VAE Loss not decreasing

Akshay_Subramanian · June 13, 2019, 10:21am

I have implemented a Variational Autoencoder in Pytorch that works on SMILES strings(String representations of molecular structures).
When trained to output the same string as the input, the loss does not decrease between epochs.

I have tried removing the KL Divergence loss and sampling and training only the simple autoencoder. But, even this fails to converge.
Therefore I assume that the error must be with either the encoder, decoder or the training loop and probably is not related to the loss or sampling.

I have also tried the following unsuccessfully:

Addition of more GRU layers to improve learning capability of model.
Increasing and decreasing learning rate.
Changing the optimizer from Adam to SGD.
Modifying the batch size(increasing and decreasing)

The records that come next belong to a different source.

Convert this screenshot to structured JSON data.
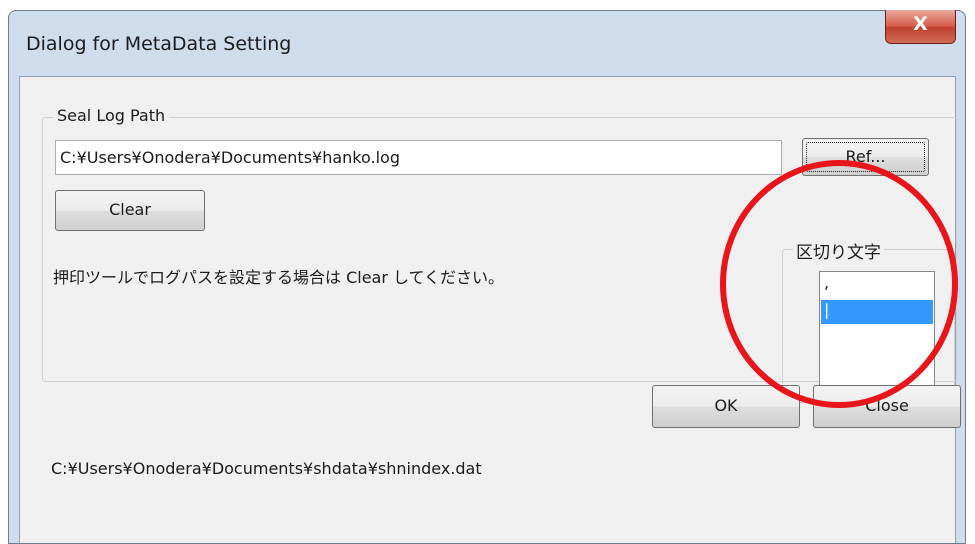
{
  "window": {
    "title": "Dialog for MetaData Setting",
    "close_glyph": "X"
  },
  "seal_log": {
    "group_label": "Seal Log Path",
    "path_value": "C:¥Users¥Onodera¥Documents¥hanko.log",
    "ref_button": "Ref...",
    "clear_button": "Clear",
    "info_text": "押印ツールでログパスを設定する場合は Clear してください。"
  },
  "delimiter": {
    "group_label": "区切り文字",
    "items": [
      ",",
      "|"
    ],
    "selected_index": 1
  },
  "buttons": {
    "ok": "OK",
    "close": "Close"
  },
  "status_path": "C:¥Users¥Onodera¥Documents¥shdata¥shnindex.dat",
  "colors": {
    "selection": "#3399ff",
    "annotation_circle": "#e8161b",
    "close_button": "#c7503e"
  },
  "icons": {
    "window_close": "close-icon"
  }
}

The following is a link to my code:
https://colab.research.google.com/drive/1LctSm_Emnn5sHpw_Hon8xL5fF4bmKRw5

The following is a link to an equivalent( Same architecture) keras model that successfully trains.
https://colab.research.google.com/drive/170Peseik03CFYpWPNyD8B8mxUGxTQx67

Akshay_Subramanian · June 16, 2019, 2:56am

@ptrblck Could you please have a look at the problem? I have been stuck on it for almost a week now. Any ideas would be helpful. Thanks.

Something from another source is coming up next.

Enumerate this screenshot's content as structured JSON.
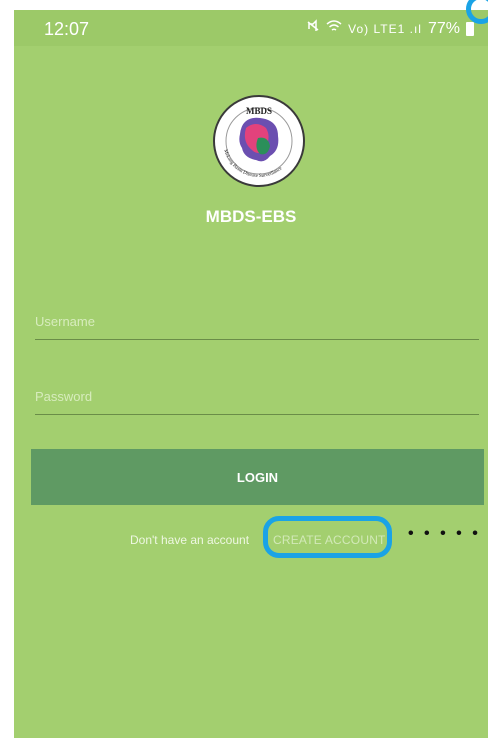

ptrblck · June 16, 2019, 12:44pm

Could you explain the general workflow of your model a bit?
It seems that you are using nn.BCELoss with a softmax output from your decoder.
Also does data represent a probability distribution in [0, 1]?

I would suggest to use a small data sample (e.g. 10 samples) and try to overfit your model.
If your model cannot overfit this small sample, there might be other code bugs.

Akshay_Subramanian · June 16, 2019, 1:50pm

Thanks for your reply @ptrblck.
Yes, I am using nn.BCELoss with a softmax output from the decoder.
data represents a one hot encoded vector of shape [600, 120, 33] (120 is the length of each string and 33 is the length of the character set used to make these strings).

I tried training the model on a small data sample of 10 samples. The initial loss was 20.636. The loss stagnated at 19.803 after around 7500 epochs. The loss decreased very slowly but continuously through these epochs.
So, I guess it is not overfitting at all.

Please let me know if I can clarify anything else about the code.
Any ideas on what can be done @ptrblck ? Thanks.

Adnan-annan · November 17, 2020, 10:15am

@Akshay_Subramanian were you able to get the vae working ? i am facing a similar problem where loss is not decreasing at all. please give me any suggestions.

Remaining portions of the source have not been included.